SUTTER, Consul to Thomas B. Van Buren, April 13, 1875
Mr. Turner to Mr. Van Buren.
No. 77.]
Sir: I have to acknowledge the receipt of your dispatch, No. 685, dated the 2d instant, making inquiry, at the request of the American minister, regarding the exercise of certain authority by the different consuls residing at Hiogo and Osaka. In reply, I would respectfully advise you that the British consul informs me that he claims the right “to make regulations having the force of law” in reference to licenses, &c., by the authority conferred upon all British consuls in Japan. (See art. 4 of a notification, dated April 4, 1862, published by Charles A. Winchester, H. B. M.’s chargé d’affaires and acting consul-general, and which reads as follows; “No British subject may establish within an open port in Japan either a boarding-house, eating-house, or other public house of entertainment, or a butcher’s house or slaughtering-house, without the sanction of the consul and under such regulations as he may require.”)
I inclose a copy of a letter from the acting German consul, to which is subjoined a translation of a law which apparently gives him the right to exercise a limited authority of the nature you describe.
The Belgian, Dutch, Hawaiian, Swiss, and American consuls claim no special privileges in this respect. The Portuguese and Danish, consuls are, I regret, absent from Hiogo, and, in consequence, I am unable to give you any information as to the limitation of their privileges.

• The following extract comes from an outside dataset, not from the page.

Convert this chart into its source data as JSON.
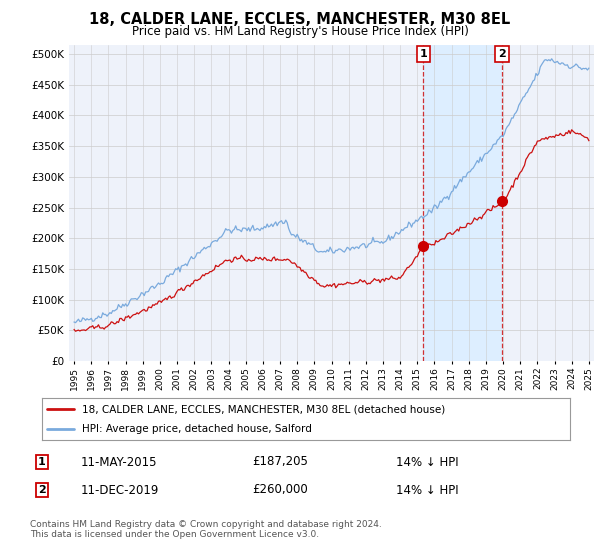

The consular board claim no especial privileges in this respect over individual consuls.
The general “police and municipal regulations” of Hiogo and Osaka are made by the municipal council of each settlement, and with the consent of the consuls, each of whom occupies a seat in both councils.
I am, sir, your obedient servant,
U. S. Consul.
Thomas B. Van Buren, Esq., United States Consul-General, Yokohama, Japan.